Was arme Schulen wirklich brauchen? An der Katharina Henoth-Gesamtschule bietet Martin Süsterhenn mithilfe privater Spenden ein kostenloses Frühstück an. Notwendig sei ein kostenloses Mittagessen für alle – dass das möglich ist, kann man nicht nur in Finnland sehen, sondern auch in Berlin, wo das die letzte Regierung eingeführt hat. Mit dieser Verbesserung der materiellen Lernbedingungen würde man mehr für Bildungsgerechtigkeit tun. An seiner Schule sei eine Lehrkraft nur damit beschäftigt, den Eltern bei den Anträgen zum Bildungs- und Teilhabeprogramm zu helfen, berichtet Süsterhenn.

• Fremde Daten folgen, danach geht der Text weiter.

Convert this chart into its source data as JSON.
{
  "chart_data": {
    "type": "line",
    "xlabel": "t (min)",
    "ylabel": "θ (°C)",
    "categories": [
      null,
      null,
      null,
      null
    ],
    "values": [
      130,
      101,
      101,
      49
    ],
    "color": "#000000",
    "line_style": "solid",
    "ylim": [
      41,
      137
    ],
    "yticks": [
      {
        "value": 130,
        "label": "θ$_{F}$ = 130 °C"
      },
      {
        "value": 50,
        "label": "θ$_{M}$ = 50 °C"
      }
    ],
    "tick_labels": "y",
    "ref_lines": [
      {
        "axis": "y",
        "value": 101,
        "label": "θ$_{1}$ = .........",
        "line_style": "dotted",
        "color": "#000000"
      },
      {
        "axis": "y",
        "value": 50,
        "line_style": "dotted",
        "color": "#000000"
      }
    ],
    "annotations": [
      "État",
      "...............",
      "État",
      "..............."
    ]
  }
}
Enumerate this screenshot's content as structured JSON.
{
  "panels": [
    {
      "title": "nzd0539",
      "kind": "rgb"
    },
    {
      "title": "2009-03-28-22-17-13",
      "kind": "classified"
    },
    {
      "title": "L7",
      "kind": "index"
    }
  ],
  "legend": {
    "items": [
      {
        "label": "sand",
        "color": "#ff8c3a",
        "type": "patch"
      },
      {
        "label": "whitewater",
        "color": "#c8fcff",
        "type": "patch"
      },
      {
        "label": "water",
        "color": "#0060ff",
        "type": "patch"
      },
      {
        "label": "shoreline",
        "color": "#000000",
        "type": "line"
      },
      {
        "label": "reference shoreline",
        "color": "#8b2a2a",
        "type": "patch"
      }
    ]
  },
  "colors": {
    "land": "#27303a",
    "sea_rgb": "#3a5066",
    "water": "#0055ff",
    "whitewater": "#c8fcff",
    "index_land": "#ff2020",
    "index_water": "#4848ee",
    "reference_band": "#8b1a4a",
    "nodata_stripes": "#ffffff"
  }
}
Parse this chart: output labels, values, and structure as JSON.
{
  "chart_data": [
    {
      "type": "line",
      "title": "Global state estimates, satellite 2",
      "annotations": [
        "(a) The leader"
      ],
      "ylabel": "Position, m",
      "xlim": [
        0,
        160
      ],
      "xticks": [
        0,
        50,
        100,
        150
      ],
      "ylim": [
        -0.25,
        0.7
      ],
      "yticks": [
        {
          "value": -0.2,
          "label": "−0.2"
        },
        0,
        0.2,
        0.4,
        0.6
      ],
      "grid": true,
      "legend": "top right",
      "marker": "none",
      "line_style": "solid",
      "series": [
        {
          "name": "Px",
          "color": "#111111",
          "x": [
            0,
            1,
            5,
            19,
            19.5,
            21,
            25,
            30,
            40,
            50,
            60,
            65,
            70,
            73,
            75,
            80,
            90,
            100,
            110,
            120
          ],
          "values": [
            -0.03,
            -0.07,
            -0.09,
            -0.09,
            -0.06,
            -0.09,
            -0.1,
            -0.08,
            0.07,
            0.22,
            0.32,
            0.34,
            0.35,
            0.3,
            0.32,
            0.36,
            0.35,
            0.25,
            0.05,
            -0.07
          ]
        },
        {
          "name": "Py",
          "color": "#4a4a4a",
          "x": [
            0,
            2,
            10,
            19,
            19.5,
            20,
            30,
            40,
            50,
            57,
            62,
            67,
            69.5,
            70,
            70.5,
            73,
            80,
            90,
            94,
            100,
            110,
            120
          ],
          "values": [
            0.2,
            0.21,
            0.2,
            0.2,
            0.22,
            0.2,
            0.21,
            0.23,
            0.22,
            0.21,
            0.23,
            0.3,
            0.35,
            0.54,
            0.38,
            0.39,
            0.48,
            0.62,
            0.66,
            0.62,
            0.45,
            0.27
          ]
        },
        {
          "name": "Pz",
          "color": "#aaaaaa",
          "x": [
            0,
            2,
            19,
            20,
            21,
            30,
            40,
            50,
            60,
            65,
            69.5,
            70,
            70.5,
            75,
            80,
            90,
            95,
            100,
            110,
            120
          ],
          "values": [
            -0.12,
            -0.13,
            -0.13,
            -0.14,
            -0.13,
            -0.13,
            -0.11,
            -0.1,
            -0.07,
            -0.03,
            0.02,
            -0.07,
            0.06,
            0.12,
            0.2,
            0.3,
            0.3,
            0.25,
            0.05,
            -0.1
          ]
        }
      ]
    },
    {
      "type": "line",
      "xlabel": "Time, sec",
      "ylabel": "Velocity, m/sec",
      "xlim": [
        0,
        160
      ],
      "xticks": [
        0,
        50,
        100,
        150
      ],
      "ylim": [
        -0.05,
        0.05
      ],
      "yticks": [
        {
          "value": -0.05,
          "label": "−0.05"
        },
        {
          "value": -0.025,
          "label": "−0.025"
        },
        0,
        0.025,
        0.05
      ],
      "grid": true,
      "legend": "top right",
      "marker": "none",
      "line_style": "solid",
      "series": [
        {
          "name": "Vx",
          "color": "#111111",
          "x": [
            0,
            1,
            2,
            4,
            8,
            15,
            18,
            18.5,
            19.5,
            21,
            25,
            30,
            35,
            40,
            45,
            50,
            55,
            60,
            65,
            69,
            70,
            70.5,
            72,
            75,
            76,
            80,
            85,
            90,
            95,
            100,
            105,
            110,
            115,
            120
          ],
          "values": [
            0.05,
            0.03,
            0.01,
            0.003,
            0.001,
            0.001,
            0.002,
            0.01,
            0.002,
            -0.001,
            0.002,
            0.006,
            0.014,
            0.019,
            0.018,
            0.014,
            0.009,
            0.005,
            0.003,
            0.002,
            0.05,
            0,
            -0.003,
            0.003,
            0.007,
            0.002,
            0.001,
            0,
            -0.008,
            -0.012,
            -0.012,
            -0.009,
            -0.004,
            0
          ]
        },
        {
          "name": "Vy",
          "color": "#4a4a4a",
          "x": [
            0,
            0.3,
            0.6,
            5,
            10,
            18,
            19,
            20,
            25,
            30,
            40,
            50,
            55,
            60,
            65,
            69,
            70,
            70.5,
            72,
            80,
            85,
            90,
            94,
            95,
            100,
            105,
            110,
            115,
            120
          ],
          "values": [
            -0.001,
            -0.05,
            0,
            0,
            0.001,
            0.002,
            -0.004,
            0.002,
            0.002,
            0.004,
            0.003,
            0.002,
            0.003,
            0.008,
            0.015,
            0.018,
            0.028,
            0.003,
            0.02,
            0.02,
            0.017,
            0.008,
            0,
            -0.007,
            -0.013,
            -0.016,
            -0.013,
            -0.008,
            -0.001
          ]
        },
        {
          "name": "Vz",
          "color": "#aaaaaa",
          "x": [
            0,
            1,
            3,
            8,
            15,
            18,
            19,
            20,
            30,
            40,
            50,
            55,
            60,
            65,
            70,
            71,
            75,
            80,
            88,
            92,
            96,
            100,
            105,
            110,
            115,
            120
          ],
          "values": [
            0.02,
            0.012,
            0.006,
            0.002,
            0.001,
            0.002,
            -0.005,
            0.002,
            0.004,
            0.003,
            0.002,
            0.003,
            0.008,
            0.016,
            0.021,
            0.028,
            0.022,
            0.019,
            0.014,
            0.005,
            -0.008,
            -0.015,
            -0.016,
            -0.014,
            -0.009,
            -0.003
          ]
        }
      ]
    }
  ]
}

In der dritten Säule des Programms geht es um die Einstellung zusätzlichen Personals. So schön es sei, dass er SozialarbeiterInnen, TheaterpädagogInnen, KünstlerInnen und MusikerInnen in multiprofessionelle Teams einstellen könne – notwendig seien mehr ausgebildete Lehrkräfte. Notwendig sei zudem, dass die zusätzlichen wie die regulären Lehrkräfte Zeit bekommen, um überhaupt in Teams zu arbeiten. Die Lehrerarbeit müsse neu und anders organisiert werden, damit überhaupt die notwendigen Interventionen und ein gewinnbringender Unterricht in Schulen entwickelt werden können.
In der Diskussion wurde kritisiert, dass 4000 bedachte Schulen von knapp 33000 zu wenig sind. Dazu kommt die Frage, was aus denn aus Stellen und Projekten nach zehn Jahren wird, wenn das Programm ausläuft? Schließlich: Innovationen gibt es nur „on top“. Das heißt darunter läuft das bekannte Programm von Fächern, Klassenverbänden, der gewohnten Arbeitsorganisation der Lehrkräfte weiter – an Gesetzen, Verordnungen, Lehrplänen etc. ändert sich dadurch zunächst mal nichts.
Fazit: Gut, dass das Problem der Bildungsgerechtigkeit mit einem Programm angegangen wird. Aber 4000 Schulen zu fördern ist zu wenig, die zeitliche Befristung eröffnet keine dauerhaften Perspektiven, die Schulen, Lehrkräfte und Schülerinnen sind zu wenig einbezogen, der bürokratische Aufwand wächst und belastet so manche Schulleitungen zusätzlich. Es mehren sich die Zweifel und Widerstände in den beteiligten Schulen.